いくら高原がダイエットをしたと言っても、付き合うなんてやっぱり無理だった。
生理的に受け付けない。
「なに?」
横から声をかけられて、今は昼休憩中で隣に輝明がいることを思い出した。
今日も輝明はあたしのお弁当を食べてくれず、さっき購買で買って来たパンを食べている。

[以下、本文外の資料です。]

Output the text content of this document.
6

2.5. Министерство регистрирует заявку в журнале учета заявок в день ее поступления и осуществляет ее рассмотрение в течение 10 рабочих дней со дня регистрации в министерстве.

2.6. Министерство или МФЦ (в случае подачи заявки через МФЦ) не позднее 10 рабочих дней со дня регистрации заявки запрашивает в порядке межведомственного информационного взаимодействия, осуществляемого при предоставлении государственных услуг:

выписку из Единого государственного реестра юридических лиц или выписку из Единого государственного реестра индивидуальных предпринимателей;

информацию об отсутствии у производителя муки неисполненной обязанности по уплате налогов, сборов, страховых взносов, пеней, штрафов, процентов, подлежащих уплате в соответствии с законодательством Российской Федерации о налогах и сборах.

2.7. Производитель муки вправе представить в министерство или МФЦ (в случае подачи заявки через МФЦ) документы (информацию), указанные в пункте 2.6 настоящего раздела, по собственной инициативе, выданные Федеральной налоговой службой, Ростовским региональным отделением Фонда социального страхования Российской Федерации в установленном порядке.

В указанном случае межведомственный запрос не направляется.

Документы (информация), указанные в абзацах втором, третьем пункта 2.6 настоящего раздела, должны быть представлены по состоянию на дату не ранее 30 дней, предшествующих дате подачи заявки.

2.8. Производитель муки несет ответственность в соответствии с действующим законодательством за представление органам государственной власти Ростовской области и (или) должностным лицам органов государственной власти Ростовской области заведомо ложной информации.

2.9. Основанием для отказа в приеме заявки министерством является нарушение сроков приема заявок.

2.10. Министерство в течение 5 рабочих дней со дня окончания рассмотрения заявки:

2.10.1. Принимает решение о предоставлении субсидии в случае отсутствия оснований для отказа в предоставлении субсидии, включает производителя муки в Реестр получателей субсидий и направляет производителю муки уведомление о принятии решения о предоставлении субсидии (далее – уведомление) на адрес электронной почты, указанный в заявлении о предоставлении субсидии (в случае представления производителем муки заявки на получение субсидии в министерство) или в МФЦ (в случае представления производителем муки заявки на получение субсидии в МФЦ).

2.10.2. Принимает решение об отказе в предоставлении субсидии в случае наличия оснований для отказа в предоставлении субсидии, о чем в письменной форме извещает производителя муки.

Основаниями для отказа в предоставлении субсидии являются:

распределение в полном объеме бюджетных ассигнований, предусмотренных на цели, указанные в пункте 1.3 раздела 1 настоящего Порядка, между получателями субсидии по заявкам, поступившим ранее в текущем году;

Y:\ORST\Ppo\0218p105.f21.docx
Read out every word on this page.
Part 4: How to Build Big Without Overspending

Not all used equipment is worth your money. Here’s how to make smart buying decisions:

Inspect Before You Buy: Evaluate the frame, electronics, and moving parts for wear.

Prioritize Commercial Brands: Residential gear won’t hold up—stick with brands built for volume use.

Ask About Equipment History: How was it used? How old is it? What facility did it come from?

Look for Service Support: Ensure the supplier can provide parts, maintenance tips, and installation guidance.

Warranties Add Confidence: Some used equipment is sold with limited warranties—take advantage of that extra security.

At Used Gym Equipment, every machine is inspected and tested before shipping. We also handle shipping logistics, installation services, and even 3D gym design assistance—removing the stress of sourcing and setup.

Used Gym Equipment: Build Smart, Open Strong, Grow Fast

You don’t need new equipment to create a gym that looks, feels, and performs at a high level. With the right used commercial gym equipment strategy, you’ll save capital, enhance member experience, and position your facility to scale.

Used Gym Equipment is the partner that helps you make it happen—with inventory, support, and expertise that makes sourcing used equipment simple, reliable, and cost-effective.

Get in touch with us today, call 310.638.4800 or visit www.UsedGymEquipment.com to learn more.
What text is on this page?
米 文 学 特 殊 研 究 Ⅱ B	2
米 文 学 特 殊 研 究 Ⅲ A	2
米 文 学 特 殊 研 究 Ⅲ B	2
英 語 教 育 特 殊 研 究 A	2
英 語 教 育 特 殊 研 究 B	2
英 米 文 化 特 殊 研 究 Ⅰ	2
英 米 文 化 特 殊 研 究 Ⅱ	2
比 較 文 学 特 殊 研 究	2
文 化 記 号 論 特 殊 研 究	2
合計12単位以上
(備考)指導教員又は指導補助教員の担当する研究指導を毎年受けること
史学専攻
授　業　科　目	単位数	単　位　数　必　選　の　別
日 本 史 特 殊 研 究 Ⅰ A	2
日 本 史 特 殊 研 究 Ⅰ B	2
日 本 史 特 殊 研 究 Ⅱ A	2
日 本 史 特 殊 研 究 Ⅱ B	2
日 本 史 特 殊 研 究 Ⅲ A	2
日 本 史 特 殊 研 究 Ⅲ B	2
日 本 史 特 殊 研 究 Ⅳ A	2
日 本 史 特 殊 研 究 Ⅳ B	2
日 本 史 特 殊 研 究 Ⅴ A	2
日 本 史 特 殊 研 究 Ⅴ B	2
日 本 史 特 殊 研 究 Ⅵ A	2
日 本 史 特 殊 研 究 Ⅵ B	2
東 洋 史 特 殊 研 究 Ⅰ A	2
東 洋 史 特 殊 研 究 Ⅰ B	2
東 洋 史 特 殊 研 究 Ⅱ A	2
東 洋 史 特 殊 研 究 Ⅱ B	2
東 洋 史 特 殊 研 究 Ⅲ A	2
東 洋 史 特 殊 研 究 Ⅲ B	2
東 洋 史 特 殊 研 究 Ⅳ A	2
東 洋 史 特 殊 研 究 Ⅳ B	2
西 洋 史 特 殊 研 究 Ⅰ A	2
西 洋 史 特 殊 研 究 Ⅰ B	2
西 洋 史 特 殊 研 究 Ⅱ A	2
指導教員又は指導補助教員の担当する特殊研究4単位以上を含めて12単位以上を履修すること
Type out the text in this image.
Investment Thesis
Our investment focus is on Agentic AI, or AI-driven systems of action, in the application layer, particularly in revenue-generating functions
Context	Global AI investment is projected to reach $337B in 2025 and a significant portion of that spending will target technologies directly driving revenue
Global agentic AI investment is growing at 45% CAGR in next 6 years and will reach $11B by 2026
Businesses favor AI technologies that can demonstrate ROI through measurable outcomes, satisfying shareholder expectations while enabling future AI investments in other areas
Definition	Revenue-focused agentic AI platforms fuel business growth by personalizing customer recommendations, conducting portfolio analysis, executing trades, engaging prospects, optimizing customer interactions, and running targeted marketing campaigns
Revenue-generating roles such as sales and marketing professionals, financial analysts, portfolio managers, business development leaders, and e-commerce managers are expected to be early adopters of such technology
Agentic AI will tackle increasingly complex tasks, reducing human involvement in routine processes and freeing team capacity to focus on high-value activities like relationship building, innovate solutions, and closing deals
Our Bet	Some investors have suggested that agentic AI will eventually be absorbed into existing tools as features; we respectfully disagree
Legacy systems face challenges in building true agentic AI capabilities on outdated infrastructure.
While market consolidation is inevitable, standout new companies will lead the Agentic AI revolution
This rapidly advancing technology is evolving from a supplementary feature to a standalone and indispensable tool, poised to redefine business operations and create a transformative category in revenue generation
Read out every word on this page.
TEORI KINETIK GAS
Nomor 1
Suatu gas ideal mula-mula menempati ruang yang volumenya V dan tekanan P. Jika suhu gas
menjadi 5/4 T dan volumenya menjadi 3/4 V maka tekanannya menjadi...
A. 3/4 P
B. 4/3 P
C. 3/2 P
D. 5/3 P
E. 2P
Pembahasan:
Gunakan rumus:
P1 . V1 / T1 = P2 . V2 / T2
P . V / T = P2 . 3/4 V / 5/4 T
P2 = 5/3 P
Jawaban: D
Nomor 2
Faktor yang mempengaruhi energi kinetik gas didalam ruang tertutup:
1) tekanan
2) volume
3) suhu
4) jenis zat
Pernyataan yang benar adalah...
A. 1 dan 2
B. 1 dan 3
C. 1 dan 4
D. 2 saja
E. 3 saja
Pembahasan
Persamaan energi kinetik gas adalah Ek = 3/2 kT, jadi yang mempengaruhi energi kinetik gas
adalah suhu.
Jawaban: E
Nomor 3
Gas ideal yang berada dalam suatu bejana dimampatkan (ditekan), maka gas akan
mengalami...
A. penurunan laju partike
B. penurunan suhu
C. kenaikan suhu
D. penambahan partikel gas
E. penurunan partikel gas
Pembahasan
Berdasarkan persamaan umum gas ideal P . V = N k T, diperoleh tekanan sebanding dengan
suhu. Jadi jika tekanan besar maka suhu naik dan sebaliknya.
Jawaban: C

「ねぇ、パンを食べるならあたし、お弁当作って来なくてもいいよね?」
2人分を持ってくるのだって、重たくて苦労する。
「は? 俺は朱里ちゃんのために頼んでるんだけど?」
「どういうこと?」
「朱里ちゃんの女性としてのスキルを上げる手伝いをしてるんだよ」
そう言ってニッコリとほほ笑む輝明。
付き合う前ならその笑顔にドキッとしていたかもしれないけれど、今は呆れてしまった。
女性としてのスキルなんて、あたしにはまだ必要ない。
必要になったときに頑張ればいいんだ。
そう思って大きくため息を吐き出した。
「なにそのため息。俺の意見になにか言いたいことでもある?」
そう聞かれて、あたしは慌てて「そんなことないよ」と、笑顔を作った。
また殴られるかもしれないという危機感を忘れていた。
「お弁当もグチャグチャだけど、今日のメークもヒドイね」
輝明の言葉にあたしは絶句してしまった。
今日のメークが決まらなかったのは、輝明のお弁当を作っていたからだ。
そう言いたかったけれど、グッと我慢した。
そんなことを言ったらなにをされるかわからない。
「なにもかも完璧じゃないと、王子様の横にはいられないよ?」
輝明はそう言って、ほほ笑んだのだった。